Harga batubara saat ini lebih dari US$ 100 per ton untuk Newcastle 6.000 Kcal, hampir mendekati puncak tertinggi lima tahunan, yang utamanya karena peningkatan pasokan di China dan Indonesia. Produksi China meningkat 3% menjadi 3,4 miliar ton pada 2017 dan pemerintah telah menerbitkan panduan untuk produsen meningkatkan produksi hingga 3,7 miliar ton pada 2018 sebagai sumber energi listrik.

Sementara itu, ekspor batu bara Indonesia meningkat sebesar 13% yoy di kuartal I 2018 dan kemungkinan akan meningkat lebih lanjut karena margin yang tinggi.

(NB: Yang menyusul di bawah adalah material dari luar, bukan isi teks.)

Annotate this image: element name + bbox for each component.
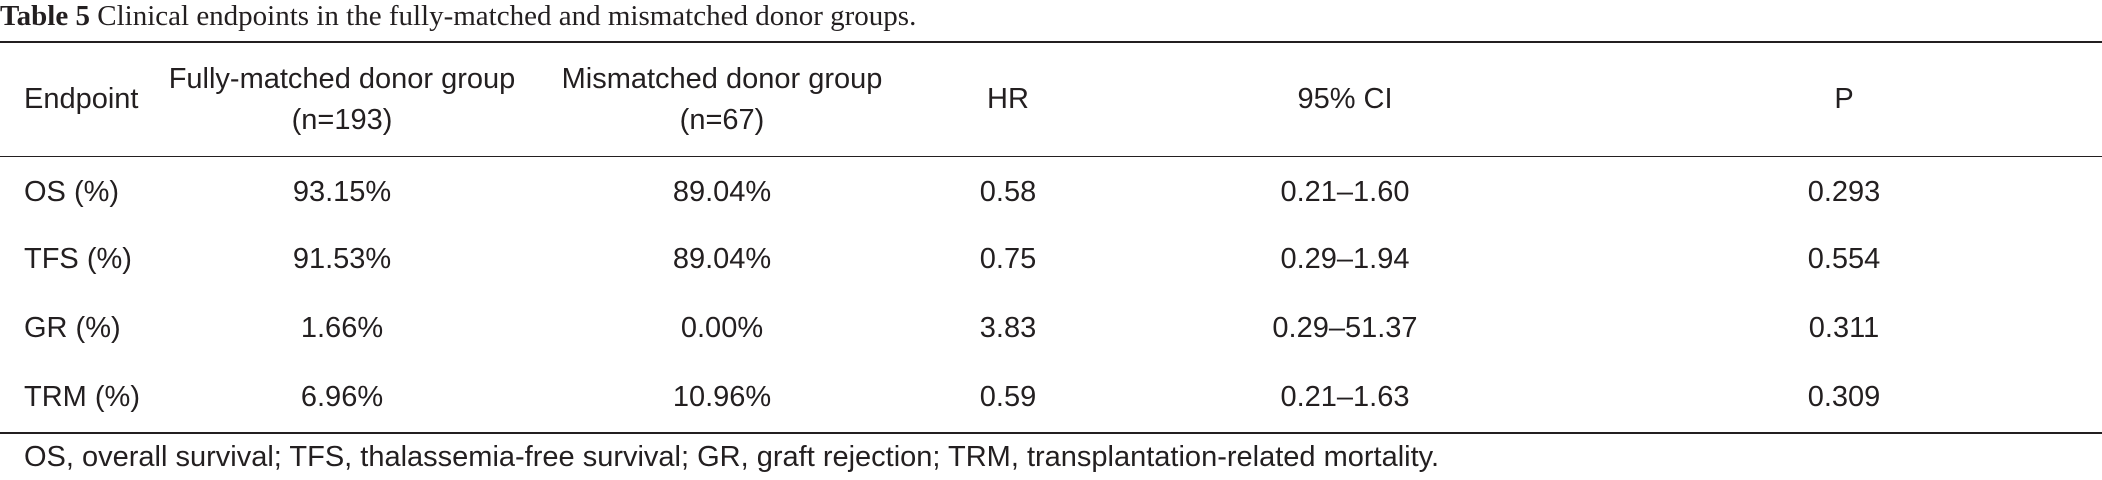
cell-fully-matched: 1.66% bbox=[300, 312, 384, 344]
table-footnote: OS, overall survival; TFS, thalassemia-f… bbox=[24, 441, 1440, 473]
header-fully-matched: Fully-matched donor group (n=193) bbox=[168, 62, 516, 136]
cell-endpoint: OS (%) bbox=[24, 176, 120, 208]
cell-ci: 0.29–51.37 bbox=[1272, 312, 1418, 344]
cell-mismatched: 89.04% bbox=[672, 243, 772, 275]
cell-fully-matched: 91.53% bbox=[292, 243, 392, 275]
table-header-row: Endpoint Fully-matched donor group (n=193… bbox=[0, 43, 2102, 156]
cell-fully-matched: 93.15% bbox=[292, 176, 392, 208]
header-endpoint: Endpoint bbox=[24, 83, 139, 115]
header-ci: 95% CI bbox=[1297, 83, 1393, 115]
table-row: GR (%) 1.66% 0.00% 3.83 0.29–51.37 0.311 bbox=[0, 294, 2102, 363]
header-hr: HR bbox=[987, 83, 1029, 115]
table-row: TRM (%) 6.96% 10.96% 0.59 0.21–1.63 0.30… bbox=[0, 363, 2102, 432]
endpoints-table: Endpoint Fully-matched donor group (n=193… bbox=[0, 43, 2102, 432]
table-caption-label: Table 5 bbox=[0, 0, 90, 32]
cell-p: 0.309 bbox=[1807, 381, 1881, 413]
cell-mismatched: 89.04% bbox=[672, 176, 772, 208]
table-header-rule bbox=[0, 156, 2102, 157]
cell-p: 0.293 bbox=[1807, 176, 1881, 208]
table-bottom-rule bbox=[0, 432, 2102, 434]
table-row: TFS (%) 91.53% 89.04% 0.75 0.29–1.94 0.5… bbox=[0, 225, 2102, 294]
cell-mismatched: 0.00% bbox=[680, 312, 764, 344]
table-row: OS (%) 93.15% 89.04% 0.58 0.21–1.60 0.29… bbox=[0, 156, 2102, 225]
cell-ci: 0.21–1.60 bbox=[1280, 176, 1410, 208]
cell-hr: 0.59 bbox=[979, 381, 1037, 413]
cell-p: 0.311 bbox=[1808, 312, 1880, 344]
cell-endpoint: GR (%) bbox=[24, 312, 121, 344]
cell-mismatched: 10.96% bbox=[672, 381, 772, 413]
table-caption: Table 5 Clinical endpoints in the fully-… bbox=[0, 0, 916, 40]
cell-hr: 0.58 bbox=[979, 176, 1037, 208]
cell-ci: 0.29–1.94 bbox=[1280, 243, 1410, 275]
cell-fully-matched: 6.96% bbox=[300, 381, 384, 413]
cell-hr: 0.75 bbox=[979, 243, 1037, 275]
cell-p: 0.554 bbox=[1807, 243, 1881, 275]
cell-hr: 3.83 bbox=[979, 312, 1037, 344]
header-mismatched: Mismatched donor group (n=67) bbox=[561, 62, 883, 136]
cell-endpoint: TRM (%) bbox=[24, 381, 140, 413]
header-p: P bbox=[1834, 83, 1854, 115]
table-caption-text: Clinical endpoints in the fully-matched … bbox=[97, 0, 917, 32]
cell-endpoint: TFS (%) bbox=[24, 243, 132, 275]
table-top-rule bbox=[0, 41, 2102, 43]
cell-ci: 0.21–1.63 bbox=[1280, 381, 1410, 413]
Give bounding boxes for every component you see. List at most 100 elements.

Meski begitu, investasi penambangan batu bara yang menurun menunjukkan prospek jangka panjang untuk harga batubara agak suram.

Perlambatan industri dari 2013 hingga 2016 telah mengurangi minat perusahaan-perusahaan pertambangan untuk investasi, sementara kepedulian atas lingkungan tengah berkembang dan mempengaruhi pilihan pendanaan mereka. Investasi aset tetap di pertambangan batu bara Cina, misalnya, turun 50% menjadi CNY 265 miliar pada tahun 2017.

Keengganan bank untuk mendanai proyek-proyek bahan bakar fosil kemungkinan akan menjadi kendala dalam investasi batu bara. Banyak bank global dan regional telah memperkuat pendirian mereka tentang memberi pinjaman untuk pertambangan batubara, yang mencerminkan kekhawatiran tentang perubahan iklim, serta dalam beberapa kasus ada tekanan dari kelompok-kelompok lingkungan.

Pendanaan untuk tambang kelas rendah, lahan hijau khususnya, menjadi lebih mahal dan sulit diperoleh. Sementara perusahaan batu bara yang kecil, di mana lebih tidak efisien dan buruk untuk lingkungan akan lebih sulit untuk mendapatkan pinjaman.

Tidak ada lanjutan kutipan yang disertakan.